Friday, 11 September 2009

Postcode mortality

It seems where you live determines the deprivation and mortality rates you experience. The pattern has persisted for the last 100 years. The link between poverty and mortality is as strong now as it was then despite a century of scientific, social and political improvement. This interesting research article in the BMJ by Ian Gregory, senior lecturer in digital humanities from Lancaster, is based on analysis of Census and other national statistics data.

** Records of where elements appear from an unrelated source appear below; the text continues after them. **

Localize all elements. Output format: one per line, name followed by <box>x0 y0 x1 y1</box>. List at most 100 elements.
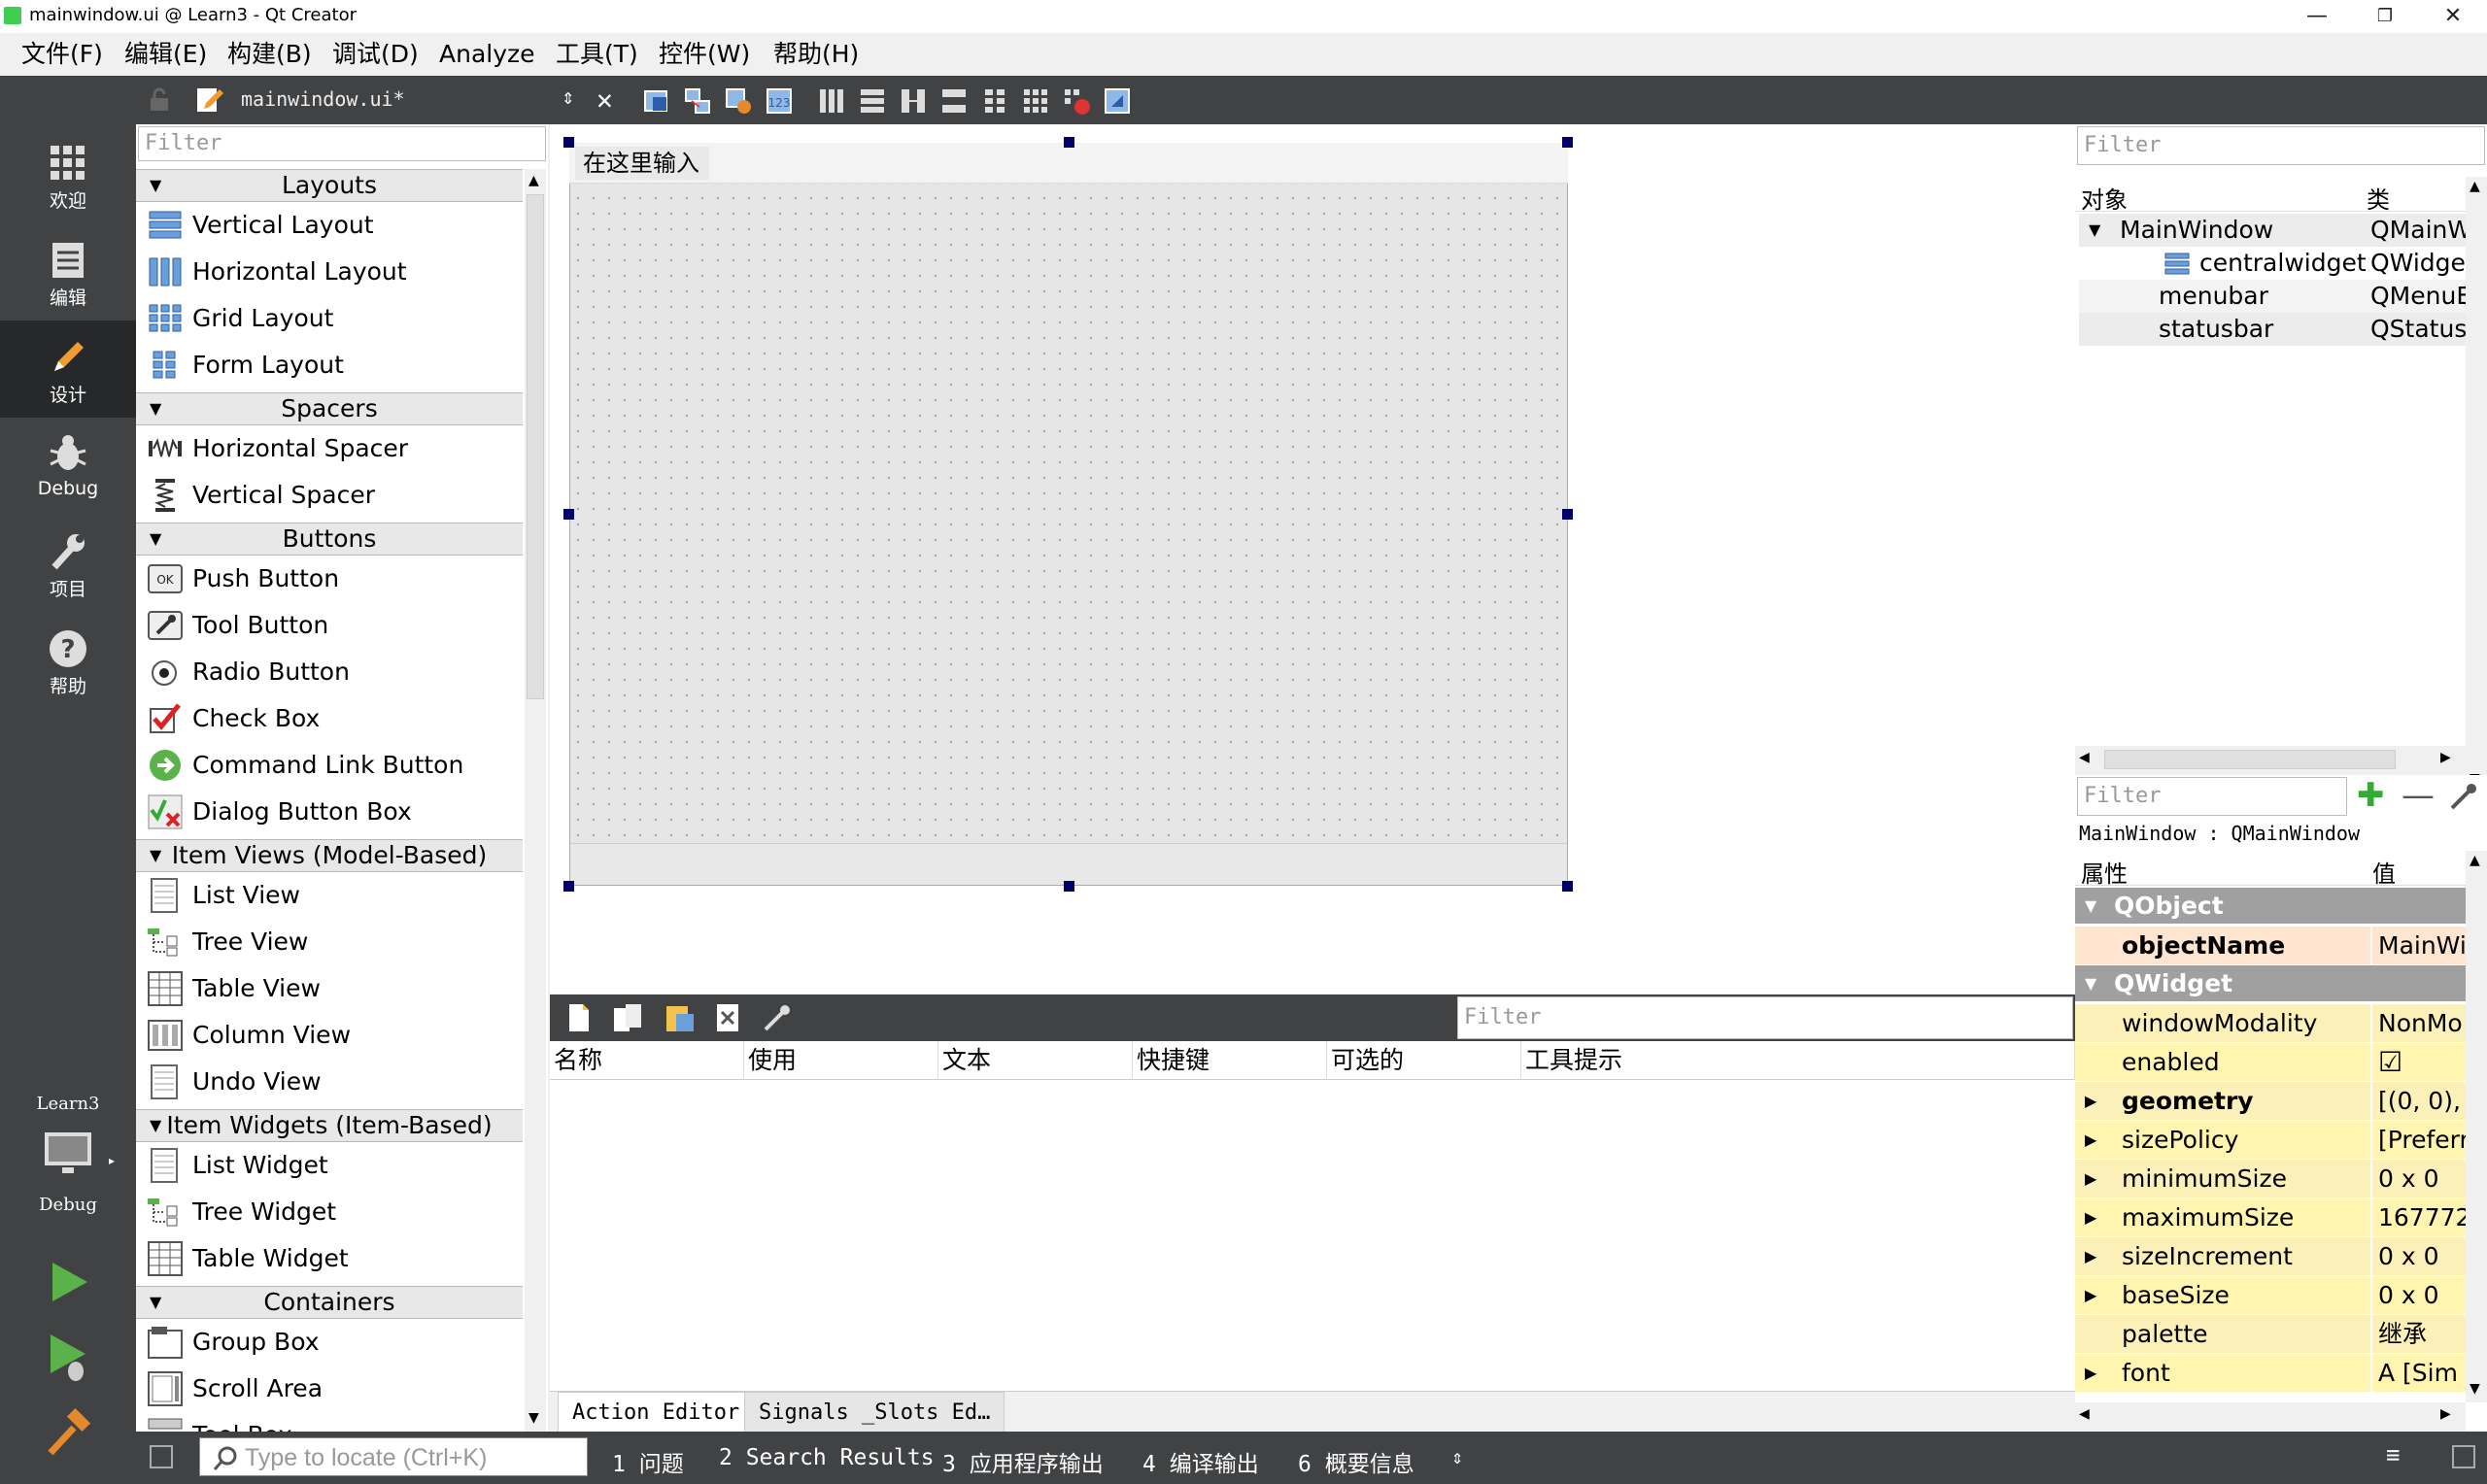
adjust-size-icon[interactable] <box>1102 85 1133 117</box>
tab-action-editor[interactable]: Action Editor <box>558 1392 755 1433</box>
scroll-right-icon[interactable]: ▶ <box>2440 1406 2451 1422</box>
property-row-basesize[interactable]: ▶ baseSize 0 x 0 <box>2075 1276 2466 1315</box>
lay-out-vertically-icon[interactable] <box>857 85 888 117</box>
scroll-down-icon[interactable]: ▼ <box>2470 1381 2480 1397</box>
col-checkable[interactable]: 可选的 <box>1327 1041 1521 1080</box>
expand-arrow-icon[interactable]: ▶ <box>2085 1198 2096 1237</box>
widget-column-view[interactable]: Column View <box>136 1012 523 1059</box>
kit-project[interactable]: Learn3 <box>0 1094 136 1114</box>
file-tab-name[interactable]: mainwindow.ui* <box>241 87 405 111</box>
main-window-form[interactable] <box>569 143 1568 886</box>
maximize-button[interactable]: ❐ <box>2351 0 2419 33</box>
property-value[interactable]: 0 x 0 <box>2370 1160 2466 1198</box>
property-value[interactable]: 1677721 <box>2370 1198 2466 1237</box>
menu-edit[interactable]: 编辑(E) <box>119 39 213 70</box>
scroll-right-icon[interactable]: ▶ <box>2440 750 2451 765</box>
configure-icon[interactable] <box>760 1002 795 1033</box>
widget-scroll-area[interactable]: Scroll Area <box>136 1366 523 1412</box>
tree-row-mainwindow[interactable]: ▼ MainWindow QMainW <box>2079 214 2487 247</box>
menu-type-here[interactable]: 在这里输入 <box>575 147 709 180</box>
property-row-sizeincrement[interactable]: ▶ sizeIncrement 0 x 0 <box>2075 1237 2466 1276</box>
widget-group-box[interactable]: Group Box <box>136 1319 523 1366</box>
close-document-icon[interactable]: ✕ <box>596 84 613 116</box>
widget-grid-layout[interactable]: Grid Layout <box>136 295 523 342</box>
property-row-enabled[interactable]: enabled ☑ <box>2075 1043 2466 1082</box>
debug-run-icon[interactable] <box>45 1332 91 1383</box>
property-value[interactable]: 0 x 0 <box>2370 1276 2466 1315</box>
scroll-down-icon[interactable]: ▼ <box>528 1410 539 1426</box>
pane-general-messages[interactable]: 6 概要信息 <box>1298 1445 1414 1478</box>
copy-action-icon[interactable] <box>610 1002 647 1033</box>
resize-handle[interactable] <box>1562 137 1573 148</box>
resize-handle[interactable] <box>563 509 574 520</box>
scroll-left-icon[interactable]: ◀ <box>2079 1406 2090 1422</box>
category-spacers[interactable]: ▼ Spacers <box>136 392 523 425</box>
property-row-sizepolicy[interactable]: ▶ sizePolicy [Preferr <box>2075 1121 2466 1160</box>
property-value[interactable]: [(0, 0), 5 <box>2370 1082 2466 1121</box>
expand-arrow-icon[interactable]: ▶ <box>2085 1160 2096 1198</box>
scroll-up-icon[interactable]: ▲ <box>2470 179 2480 194</box>
pane-search-results[interactable]: 2 Search Results <box>719 1445 935 1470</box>
delete-action-icon[interactable] <box>713 1002 744 1033</box>
menu-help[interactable]: 帮助(H) <box>767 39 865 70</box>
widget-vertical-spacer[interactable]: Vertical Spacer <box>136 472 523 519</box>
category-item-widgets[interactable]: ▼ Item Widgets (Item-Based) <box>136 1109 523 1142</box>
col-object[interactable]: 对象 <box>2081 181 2128 215</box>
mode-help[interactable]: ? 帮助 <box>0 612 136 709</box>
category-buttons[interactable]: ▼ Buttons <box>136 523 523 556</box>
configure-icon[interactable] <box>2446 781 2481 812</box>
resize-handle[interactable] <box>563 137 574 148</box>
col-name[interactable]: 名称 <box>550 1041 744 1080</box>
resize-handle[interactable] <box>1562 881 1573 892</box>
widgetbox-scrollbar[interactable]: ▲ ▼ <box>525 169 546 1432</box>
edit-signals-slots-icon[interactable] <box>682 85 713 117</box>
scrollbar-thumb[interactable] <box>2104 750 2396 769</box>
widget-command-link-button[interactable]: Command Link Button <box>136 742 523 789</box>
pane-issues[interactable]: 1 问题 <box>612 1445 684 1478</box>
lay-out-form-icon[interactable] <box>979 85 1010 117</box>
widget-radio-button[interactable]: Radio Button <box>136 649 523 695</box>
col-property[interactable]: 属性 <box>2081 855 2128 889</box>
lay-out-horizontally-icon[interactable] <box>816 85 847 117</box>
property-group-qobject[interactable]: ▼ QObject <box>2075 888 2466 925</box>
break-layout-icon[interactable] <box>1061 85 1092 117</box>
col-shortcut[interactable]: 快捷键 <box>1133 1041 1327 1080</box>
col-class[interactable]: 类 <box>2367 181 2390 215</box>
widget-tool-button[interactable]: Tool Button <box>136 602 523 649</box>
resize-handle[interactable] <box>563 881 574 892</box>
property-row-objectname[interactable]: objectName MainWi <box>2075 927 2466 965</box>
toggle-right-sidebar-icon[interactable] <box>2452 1445 2475 1468</box>
edit-buddies-icon[interactable] <box>723 85 754 117</box>
form-menubar[interactable]: 在这里输入 <box>569 143 1568 184</box>
splitter-vertical-icon[interactable] <box>938 85 970 117</box>
object-vscroll[interactable]: ▲ ▼ <box>2466 177 2487 787</box>
form-statusbar[interactable] <box>570 843 1567 885</box>
property-value[interactable]: A [Sim <box>2370 1354 2466 1393</box>
property-value[interactable]: 继承 <box>2370 1315 2466 1354</box>
expand-arrow-icon[interactable]: ▼ <box>2089 214 2100 247</box>
remove-property-icon[interactable]: — <box>2402 777 2435 814</box>
property-row-palette[interactable]: palette 继承 <box>2075 1315 2466 1354</box>
property-row-windowmodality[interactable]: windowModality NonMo <box>2075 1004 2466 1043</box>
scroll-up-icon[interactable]: ▲ <box>2470 853 2480 868</box>
object-filter-input[interactable]: Filter <box>2077 126 2485 165</box>
property-vscroll[interactable]: ▲ ▼ <box>2466 851 2487 1402</box>
mode-welcome[interactable]: 欢迎 <box>0 126 136 223</box>
menu-analyze[interactable]: Analyze <box>433 39 541 70</box>
pane-application-output[interactable]: 3 应用程序输出 <box>942 1445 1104 1478</box>
expand-arrow-icon[interactable]: ▶ <box>2085 1276 2096 1315</box>
menu-file[interactable]: 文件(F) <box>16 39 109 70</box>
widgetbox-filter-input[interactable]: Filter <box>138 126 546 161</box>
menu-controls[interactable]: 控件(W) <box>653 39 756 70</box>
property-row-maximumsize[interactable]: ▶ maximumSize 1677721 <box>2075 1198 2466 1237</box>
widget-horizontal-layout[interactable]: Horizontal Layout <box>136 249 523 295</box>
widget-tool-box[interactable]: Tool Box <box>136 1412 523 1432</box>
run-icon[interactable] <box>45 1259 91 1305</box>
expand-arrow-icon[interactable]: ▶ <box>2085 1121 2096 1160</box>
widget-table-view[interactable]: Table View <box>136 965 523 1012</box>
property-hscroll[interactable]: ◀ ▶ <box>2075 1402 2466 1432</box>
new-action-icon[interactable] <box>563 1002 595 1033</box>
menu-debug[interactable]: 调试(D) <box>326 39 425 70</box>
widget-push-button[interactable]: OK Push Button <box>136 556 523 602</box>
category-containers[interactable]: ▼ Containers <box>136 1286 523 1319</box>
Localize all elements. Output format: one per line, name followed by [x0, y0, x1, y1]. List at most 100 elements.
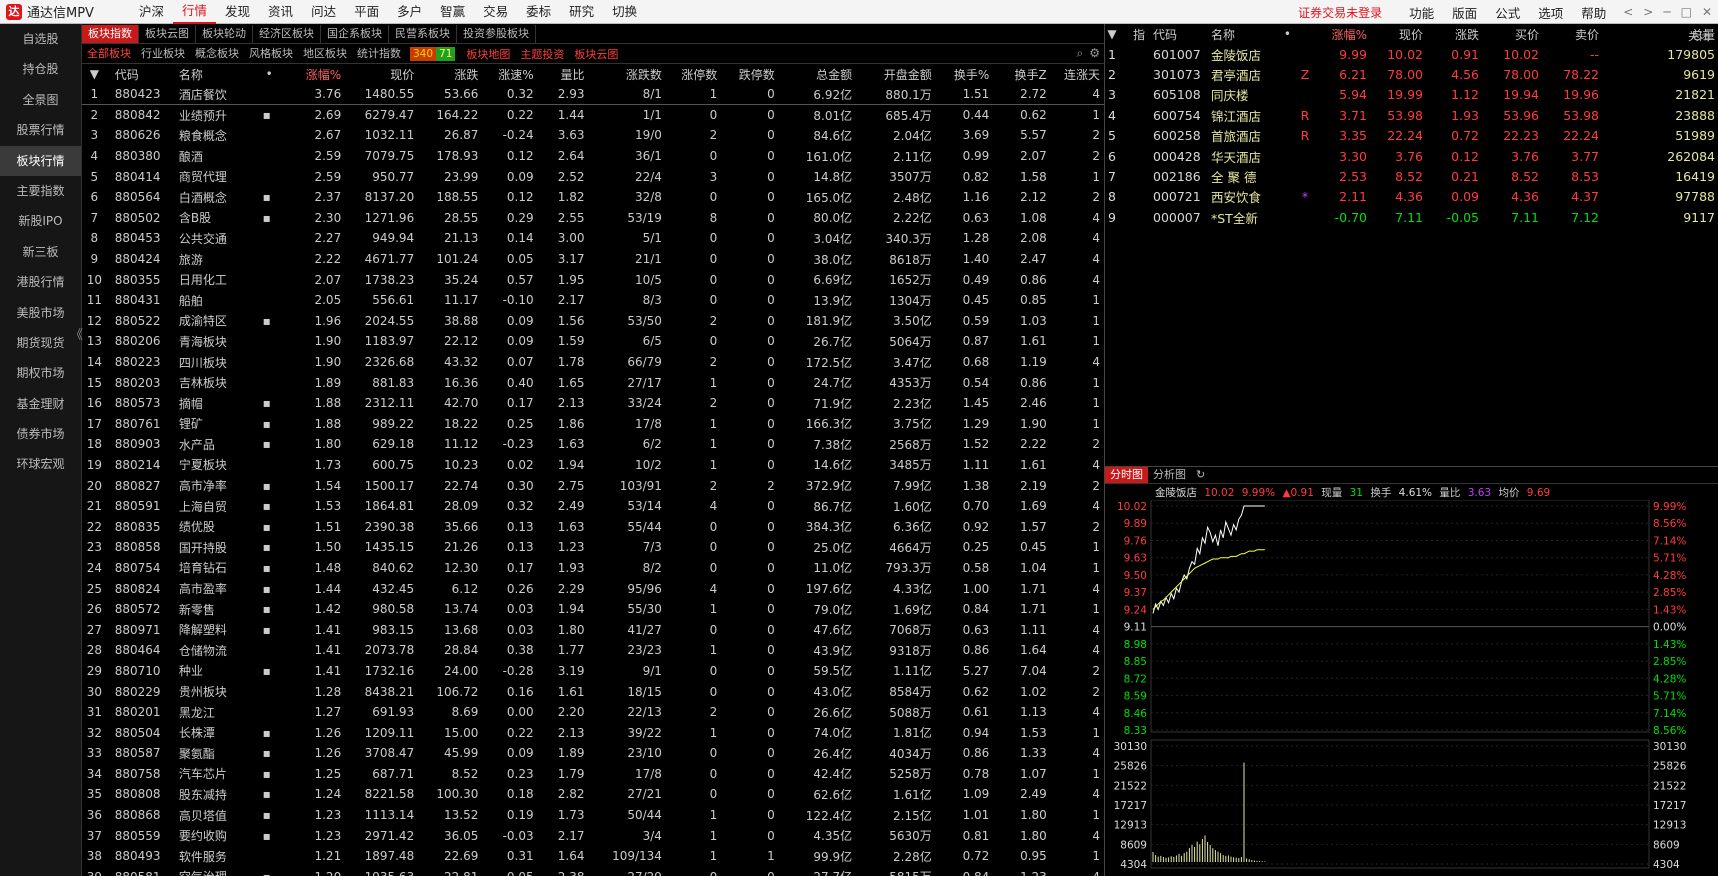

Gregory I. Comparisons between geographies of mortality and deprivation from the 1900s and 2001: spatial analysis of census and mortality statistics. BMJ 2009;339:b3454

Is this surprising? It's not surprising that where you live determines the sort of life and opportunities you experience. What is surprising is that those same places have not changed greatly in their relative position of deprivation and mortality measures in the last 100 years. But then you'd have to look at a longer timescale to see changes in the fortune of particular localities. Postcodes remain a good predictor of deprivation and mortality.

1 comment:

  1. Hi Dean
    It's quite interesting to see this sort of story wobbling up again in the media. Way back in the day I was funded by various public sector orgs in South Glamorgan (THAT far back in the day!) to do an analysis of various "council/census/health/whatever" data to create a "Health Profile" of the population of the old county. Surprise surprise, this was the key conclusion (plus some interesting linked stuff about self-reported limiting long-term illness). And here we are 17 years later concluding the same thing. I suppose it's just too complex for politicians to cope with, given the rather uncomfortable conclusions it would force them to reach (which would, I suspect, prove rather unpopular with the "key voter communities".

    Anyway, lovely to find your blog. Hope you're well and that life treats you as well as your hard work deserves.